Genetic Data Storage Approaching Crisis Point, Growing Faster Than YouTube : ScienceAlert

One of the problems of the big data phenomenon is figuring out how to provide enough storage for the mind-bogglingly huge data sets being generated by scientists, researchers, governments, and private companies every day.

The thing is, we're making this particular dilemma worse all the time, because we're creating and capturing more raw data than ever before. A study in 2013 found that 90 percent of all the data in the world had been generated in the preceding two years alone, creating huge logistical challenges for those whose job it is to make sure that this tidal wave of information is properly preserved for current and future purposes.

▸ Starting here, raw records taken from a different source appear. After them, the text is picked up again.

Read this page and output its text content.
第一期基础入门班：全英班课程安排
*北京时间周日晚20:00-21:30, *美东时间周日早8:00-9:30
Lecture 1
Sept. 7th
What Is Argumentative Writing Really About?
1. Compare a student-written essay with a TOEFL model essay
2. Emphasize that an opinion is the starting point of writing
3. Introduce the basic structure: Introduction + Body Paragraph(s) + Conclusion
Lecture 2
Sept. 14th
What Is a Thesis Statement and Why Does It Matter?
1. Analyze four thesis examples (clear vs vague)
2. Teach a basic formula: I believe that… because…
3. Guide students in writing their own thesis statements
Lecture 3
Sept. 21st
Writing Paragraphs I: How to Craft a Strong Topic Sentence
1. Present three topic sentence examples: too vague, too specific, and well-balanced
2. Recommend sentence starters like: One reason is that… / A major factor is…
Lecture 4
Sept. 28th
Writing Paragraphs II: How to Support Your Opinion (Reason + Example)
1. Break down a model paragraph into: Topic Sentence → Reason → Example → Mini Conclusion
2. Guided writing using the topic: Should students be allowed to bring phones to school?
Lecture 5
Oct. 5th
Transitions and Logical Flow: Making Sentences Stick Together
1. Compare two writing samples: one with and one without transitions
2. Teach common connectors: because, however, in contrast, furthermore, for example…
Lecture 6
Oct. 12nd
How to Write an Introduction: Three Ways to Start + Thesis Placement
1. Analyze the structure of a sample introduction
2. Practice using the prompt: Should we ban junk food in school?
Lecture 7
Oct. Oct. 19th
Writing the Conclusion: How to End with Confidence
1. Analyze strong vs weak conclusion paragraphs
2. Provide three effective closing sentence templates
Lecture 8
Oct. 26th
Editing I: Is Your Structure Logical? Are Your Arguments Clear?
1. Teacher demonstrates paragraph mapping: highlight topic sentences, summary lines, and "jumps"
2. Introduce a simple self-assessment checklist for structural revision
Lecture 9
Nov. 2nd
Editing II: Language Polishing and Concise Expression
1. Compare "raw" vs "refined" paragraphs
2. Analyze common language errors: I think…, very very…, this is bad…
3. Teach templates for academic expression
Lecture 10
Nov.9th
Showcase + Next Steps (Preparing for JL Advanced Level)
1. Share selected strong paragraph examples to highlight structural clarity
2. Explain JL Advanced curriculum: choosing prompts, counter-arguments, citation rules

So who's the biggest culprit when it comes to generating untold amounts of data? If you guessed YouTube, you're right. With people uploading some 300 hours of video to the service every single minute, it generates about 100 petabytes of data per year (ie. 100,000 terabytes, if that helps). Luckily, Google's not exactly short of a buck, so it's presumably got the resources to deal with the flood.

But data generators in other areas might not be so well prepared. A new study by researchers at the Cold Spring Harbor Laboratory in the US says that the field of genomics is the fastest-growing data generator in the world today, with the quantity of genetic data being produced on a daily basis doubling every seven months at the current rate.

The research, published in PLOS Biology, suggests that by 2025, genome scientists will be way ahead of YouTube and Twitter, and also the current reigning data kings in science: astronomy and physics. In 10 years' time, genetics researchers will be producing somewhere between 2 and 40 exabytes of data every year, depending on how the rate of doubling pans out. (For those still paying attention, an exabyte is 1,000 petabytes.)

"For a very long time, people have used the adjective 'astronomical' to talk about things that are really, truly huge," Michael Schatz, a co-author of the research, said in a press release. "But in pointing out the incredible pace of growth of data-generation in the biological sciences, my colleagues and I are suggesting we may need to start calling truly immense things 'genomical' in the years just ahead."

The researchers say the current level of genome data, estimated to be about 25 petabytes, is more than manageable, but that's mostly because comparatively few people have had their genome sequenced. Indications are that this is about to change, with expectations that as many as 1 billion people will have their full genomes sequenced over the course of the next decade, mostly in rich countries.

While the medical benefits posed by genome research are expected to offer some amazing health solutions within that timeframe, it sounds like the problems for the data scientists are just beginning.

"Genomics is a game-changing science in so many ways," said Schatz. "My colleagues and I are saying that it's important to think about the future so that we are ready for it."